Let's say I buy a lottery ticket today and win $500. Does it make sense for me to then buy a car with a $500-per-month payment? That's what lawmakers in Olympia have done in the last few years. They've used one-time revenues during boom years to make the down payments on new spending programs, with no way to make the long-term payments.

It's basic math: the bigger the budget this year, the more it costs to maintain next year. Adding to the budget only compounds that problem.

We hear a lot about a "revenue problem" (usually code talk for "we need an income tax"). But is that really the issue? The natural tendency is for government spending to grow, not shrink, and history has shown that no matter how flush with cash state coffers are, lawmakers will always push to spend more. Their appetite for spending appears insatiable, so more revenue will only lead to more spending.

Not content with a 33% increase in state spending over four years, some lawmakers and special interest groups have proposed the state spend more in the face of projected deficits caused by overspending.

Still others argue that speeding up government spending on rebuilding infrastructure will provide jobs now and help keep the economy strong. But this is an absurd argument. It's like saying burning down my neighbor's house is good for the economy because it will keep local builders in business. The only way the government can "create" a job is by taking money away from someone else.

These proposals might make for good election-year politics but they're bad policy that will only make matters worse in the long run.

House Speaker Frank Chopp has admitted that tax increases may be necessary to balance next year's state budget, which is projected to run a $2.5 billion deficit thanks to recent spending increases. Senate Majority Leader Lisa Brown is suing to overturn I-601, which was approved by voters in 1993 and requires a two-thirds vote of the legislature to raise taxes. Legislative leaders can't be any clearer that they plan to resort to tax increases to bail out their overspending.

The sound approach to the state's budget woes is a meaningful constitutional spending limit.

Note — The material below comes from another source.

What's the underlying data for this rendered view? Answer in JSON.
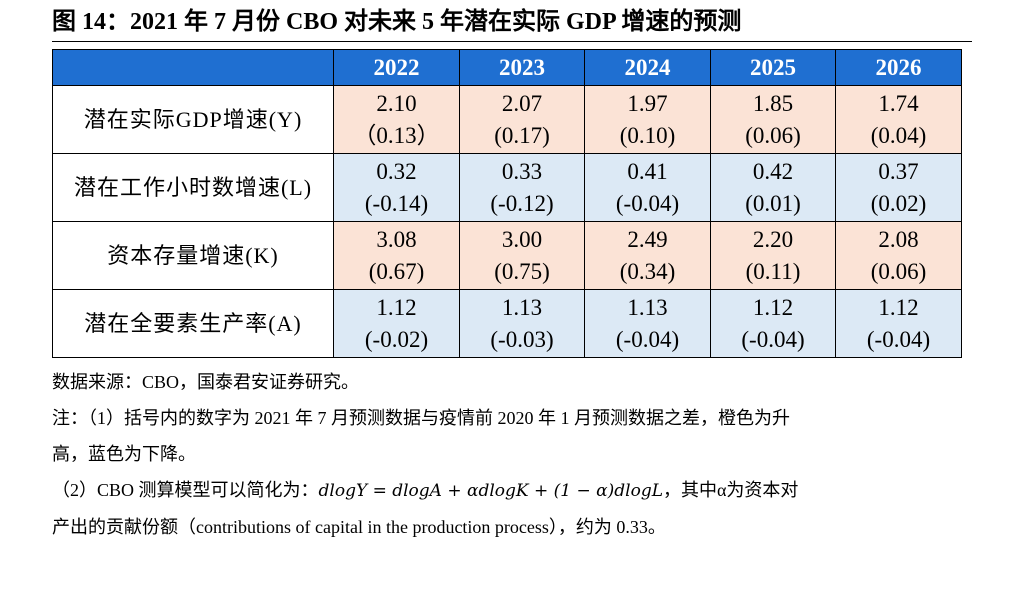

The state's I-601 spending limit is so riddled with holes that it's now meaningless. Clearly a statutory restraint is not enough. The state needs a meaningful spending limit that makes allowances for genuine emergencies, much like the rainy day amendment that voters approved in November, but cannot be gamed and sidestepped by fund transfers and off-budget spending, as lawmakers have done over the last few years.

The real problem is on the spending side of the state's ledger, not the revenue side. Lawmakers must learn to prioritize expenditures, realizing that not every project or program (no matter how attractive) can be a priority. That's how people budget in the real world.

Unless lawmakers change the way they budget taxpayer dollars, the fundamental problem will remain and the rollercoaster ride will continue.

John Barnes is Communications Director for Washington Policy Center, a non-partisan public policy research organization in Seattle and Olympia.